El decreto extiende a todo el país los beneficios del Régimen de promoción industrial de Tierra del Fuego, lo que va a afectar la producción, el empleo y la continuidad de empresas en la provincia.
El Gobierno informó que con el objetivo de facilitar la industria y el comercio, extendió el Régimen de Aduana en Factoría (RAF) a todas las empresas argentinas. La medida quedó oficializada a través del DNU 252/2026, publicado hoy en el Boletín Oficial.
El RAF es un régimen que otorga beneficios para las empresas locales que utilizan insumos importados. En concreto, les permite importar insumos sin pagar impuestos al momento del ingreso siempre que estos agreguen valor al proceso productivo. Si el producto final en cuya producción fueron utilizados esos insumos importados se exporta, no tributa. Si, en cambio, este se vende en el mercado interno, recién ahí se paga.
Desde su creación en 2002, sólo la industria automotriz había podido utilizar este régimen debido a las trabas burocráticas que existían asociadas al mismo. Es que para que una rama industrial pudiera adherirse a este sistema, el Estado debía negociar y firmar un acta-convenio con la cámara empresarial del sector, con metas de producción, empleo y contenido nacional. Sin acuerdo sectorial, no había acceso.
Nación destaca que con el DNU 252/2026, modifica el Decreto 688/2022 y pone fin a todas esas trabas. El objetivo: facilitar la producción, mejorar la competitividad y promover las exportaciones. Entre las principales novedades, se habilita el acceso directo al régimen sin necesidad de acuerdos sectoriales previos y se incorpora a los proveedores de empresas industriales, quienes podrán importar insumos bajo este esquema para integrarlos a procesos productivos.

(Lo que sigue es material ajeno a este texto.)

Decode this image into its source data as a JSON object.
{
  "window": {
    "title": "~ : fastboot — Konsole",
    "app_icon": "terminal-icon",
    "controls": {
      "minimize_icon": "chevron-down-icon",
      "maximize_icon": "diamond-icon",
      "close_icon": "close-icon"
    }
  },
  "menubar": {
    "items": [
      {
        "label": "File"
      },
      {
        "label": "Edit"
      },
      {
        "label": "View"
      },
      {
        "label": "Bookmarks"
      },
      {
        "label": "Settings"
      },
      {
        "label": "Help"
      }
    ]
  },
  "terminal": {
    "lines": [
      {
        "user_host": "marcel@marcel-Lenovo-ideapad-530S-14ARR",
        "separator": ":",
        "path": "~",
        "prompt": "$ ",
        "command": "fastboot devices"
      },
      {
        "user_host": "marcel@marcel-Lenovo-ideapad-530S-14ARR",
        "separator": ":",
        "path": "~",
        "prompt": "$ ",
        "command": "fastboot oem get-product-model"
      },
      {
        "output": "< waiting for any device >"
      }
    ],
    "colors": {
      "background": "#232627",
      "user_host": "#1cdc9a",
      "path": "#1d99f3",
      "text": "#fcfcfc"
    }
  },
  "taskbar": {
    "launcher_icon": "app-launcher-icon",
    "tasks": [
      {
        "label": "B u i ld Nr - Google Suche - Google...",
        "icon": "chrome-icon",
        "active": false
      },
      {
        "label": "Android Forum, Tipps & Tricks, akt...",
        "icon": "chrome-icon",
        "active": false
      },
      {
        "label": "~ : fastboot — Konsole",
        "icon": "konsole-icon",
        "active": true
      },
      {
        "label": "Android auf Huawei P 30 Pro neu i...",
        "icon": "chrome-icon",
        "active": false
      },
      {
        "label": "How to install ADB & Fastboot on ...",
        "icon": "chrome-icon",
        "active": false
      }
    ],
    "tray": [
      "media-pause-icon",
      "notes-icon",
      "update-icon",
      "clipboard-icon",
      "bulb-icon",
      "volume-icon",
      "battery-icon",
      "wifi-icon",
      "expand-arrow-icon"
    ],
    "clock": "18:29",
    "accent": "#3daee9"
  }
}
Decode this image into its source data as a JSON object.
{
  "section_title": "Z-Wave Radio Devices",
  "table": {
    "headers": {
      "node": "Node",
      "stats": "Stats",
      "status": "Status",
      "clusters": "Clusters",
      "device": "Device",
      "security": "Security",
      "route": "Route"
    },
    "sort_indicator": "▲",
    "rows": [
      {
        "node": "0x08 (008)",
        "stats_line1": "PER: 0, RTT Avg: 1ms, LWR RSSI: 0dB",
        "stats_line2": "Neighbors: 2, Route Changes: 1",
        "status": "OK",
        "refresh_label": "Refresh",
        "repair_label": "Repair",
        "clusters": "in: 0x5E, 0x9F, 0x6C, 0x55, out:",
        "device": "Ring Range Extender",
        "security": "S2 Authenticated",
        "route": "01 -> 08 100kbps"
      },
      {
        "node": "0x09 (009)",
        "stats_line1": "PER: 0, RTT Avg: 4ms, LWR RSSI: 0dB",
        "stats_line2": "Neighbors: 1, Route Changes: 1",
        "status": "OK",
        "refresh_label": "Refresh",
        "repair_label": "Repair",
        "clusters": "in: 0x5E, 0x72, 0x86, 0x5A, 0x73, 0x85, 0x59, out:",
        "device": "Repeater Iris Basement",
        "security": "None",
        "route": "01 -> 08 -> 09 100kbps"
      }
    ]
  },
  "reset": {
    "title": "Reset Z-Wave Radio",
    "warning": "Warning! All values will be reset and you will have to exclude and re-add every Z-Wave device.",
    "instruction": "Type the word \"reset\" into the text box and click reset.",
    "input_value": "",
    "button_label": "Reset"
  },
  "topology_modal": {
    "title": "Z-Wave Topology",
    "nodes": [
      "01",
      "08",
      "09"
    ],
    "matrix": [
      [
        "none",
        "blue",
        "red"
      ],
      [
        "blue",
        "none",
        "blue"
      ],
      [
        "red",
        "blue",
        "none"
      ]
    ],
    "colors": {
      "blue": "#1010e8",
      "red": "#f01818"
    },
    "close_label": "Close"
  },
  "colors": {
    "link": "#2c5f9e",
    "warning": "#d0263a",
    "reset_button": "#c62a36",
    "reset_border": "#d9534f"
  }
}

“Ahora cualquier empresa puede acceder directamente al régimen si le sirve para ganar competitividad. Estamos eliminando trabas burocráticas que durante más de dos décadas lo volvieron prácticamente inaccesible”, señaló el Ministro de Desregulación y Transformación del Estado, Federico Sturzenegger.
Según explicó el funcionario, esta simplificación “abre el régimen a sectores como autopartes, maquinaria agrícola, metalmecánica, hidrocarburos e industria alimenticia, entre muchos otros”, lo que favorece la integración productiva y el desarrollo de cadenas de valor.
Para la economía aclaran el sector automotriz representa entre el 6% y el 7% de la actividad manufacturera. Todo el impacto positivo del RAF estaba concentrado ahí. La modificación abre ese mismo instrumento al 93% restante de la industria.